Although the spectrum of wavelengths is uniform, it isn’t used uniformly. In a thumping metropolis like Las Vegas, for example, there’s not much usable spectrum, especially compared to a place like Pahrump or Tonopah. But near the Nevada Test and Training Range, there will likely be a run on space again.

In recent months, Congress has fixated on variable uses for the spectrum as a potential revenue generator. “Spectrum auctions” — selling blocks of local bandwidth to the highest bidder — are paying for much of the unemployment insurance benefits out-of-work Nevadans will collect between now and the end of the year, and they’ve been proposed to pay for other things, as well.

But as LightSquared stumbles — some lawmakers have even taken to calling it “the FCC’s Solyndra” — some in Washington are advocating thinking small.

“There are different perspectives on innovation. One says innovation will come when you have large, demonstrable successes — the 3G networks, for example,” said Allan Friedman, who follows information technology policy as a fellow at the Brookings Institution. “Another view says make as much spectrum available as possible and then allow standards groups and industry groups and just tinkerers to come in and start playing .... This is the story of Wi-Fi.”

“If anything, I think we err too strongly on the first model,” Friedman said. “Once you have a basic platform there’s no limit to what people will find in creative uses — I think that’s something that should be an American priority.”

Although industry experts agree that it’s hard to get the giants to innovate, they say the solution, especially for rural development, is in getting more large companies — if not LightSquared’s proposal, then something like it — up and running to create competition with today’s big players, AT&T and Verizon.

“Economists can argue, but a duopoly is usually just not enough to get the sort of vibrant competition you need,” Hatfield said. “It’s harder today to enter the business, because you have to not only build out your network, but you have to take customers away from existing networks. It’s difficult for new entrants.”

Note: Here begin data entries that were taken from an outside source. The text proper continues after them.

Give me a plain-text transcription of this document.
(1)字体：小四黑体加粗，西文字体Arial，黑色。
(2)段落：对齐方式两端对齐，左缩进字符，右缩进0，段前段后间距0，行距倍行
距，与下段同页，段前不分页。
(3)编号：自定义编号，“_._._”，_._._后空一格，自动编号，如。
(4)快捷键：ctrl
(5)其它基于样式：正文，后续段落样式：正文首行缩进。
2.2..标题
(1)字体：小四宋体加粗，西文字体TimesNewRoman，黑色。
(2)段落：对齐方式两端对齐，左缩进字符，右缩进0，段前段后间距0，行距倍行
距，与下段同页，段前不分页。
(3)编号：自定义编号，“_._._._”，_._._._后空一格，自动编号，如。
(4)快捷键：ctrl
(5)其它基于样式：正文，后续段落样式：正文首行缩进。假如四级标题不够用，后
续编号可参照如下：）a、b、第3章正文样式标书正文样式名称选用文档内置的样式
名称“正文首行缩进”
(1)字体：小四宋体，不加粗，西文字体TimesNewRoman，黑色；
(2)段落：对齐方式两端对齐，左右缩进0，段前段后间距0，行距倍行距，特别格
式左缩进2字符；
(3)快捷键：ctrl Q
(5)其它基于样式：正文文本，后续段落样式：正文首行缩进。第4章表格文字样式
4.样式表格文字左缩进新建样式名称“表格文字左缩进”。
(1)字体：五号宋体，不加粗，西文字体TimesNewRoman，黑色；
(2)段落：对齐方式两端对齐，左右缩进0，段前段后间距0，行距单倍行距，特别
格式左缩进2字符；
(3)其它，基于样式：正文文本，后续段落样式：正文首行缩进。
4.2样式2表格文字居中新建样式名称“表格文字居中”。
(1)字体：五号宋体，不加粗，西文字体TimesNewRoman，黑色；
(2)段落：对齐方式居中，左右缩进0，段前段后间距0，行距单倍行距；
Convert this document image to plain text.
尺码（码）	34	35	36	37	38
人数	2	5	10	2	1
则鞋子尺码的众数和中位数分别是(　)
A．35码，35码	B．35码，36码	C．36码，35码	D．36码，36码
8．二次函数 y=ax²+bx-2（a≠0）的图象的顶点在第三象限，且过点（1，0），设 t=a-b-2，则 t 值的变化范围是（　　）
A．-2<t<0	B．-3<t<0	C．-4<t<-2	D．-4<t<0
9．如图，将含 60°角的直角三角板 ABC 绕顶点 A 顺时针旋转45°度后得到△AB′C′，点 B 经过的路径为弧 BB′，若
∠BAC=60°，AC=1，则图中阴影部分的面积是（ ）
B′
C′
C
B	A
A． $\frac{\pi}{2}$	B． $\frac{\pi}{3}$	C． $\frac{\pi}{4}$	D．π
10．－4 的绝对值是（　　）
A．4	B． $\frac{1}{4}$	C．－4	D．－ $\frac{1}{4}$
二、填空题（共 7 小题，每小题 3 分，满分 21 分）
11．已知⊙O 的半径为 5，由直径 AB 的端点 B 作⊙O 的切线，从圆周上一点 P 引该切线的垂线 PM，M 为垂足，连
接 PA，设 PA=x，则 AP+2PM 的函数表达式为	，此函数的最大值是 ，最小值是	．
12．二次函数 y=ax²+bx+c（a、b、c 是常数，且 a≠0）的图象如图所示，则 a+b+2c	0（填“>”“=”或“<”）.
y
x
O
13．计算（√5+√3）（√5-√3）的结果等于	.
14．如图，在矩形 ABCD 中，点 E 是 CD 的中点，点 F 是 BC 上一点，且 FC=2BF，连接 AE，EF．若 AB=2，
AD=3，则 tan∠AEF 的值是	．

Whether or not Marcus is right that the death of LightSquared will ward off future FCC applicants from making another go at launching a shore-to-shore wireless network, LightSquared's downfall is a major setback to the goal of connecting people all over Nevada, and the nation.

“The (Obama) administration tried to commit to finding ... fresh spectrum for these new systems, that was one of Obama’s early commitments,” Hatfield said. “I think it’s going to be tough to do it.”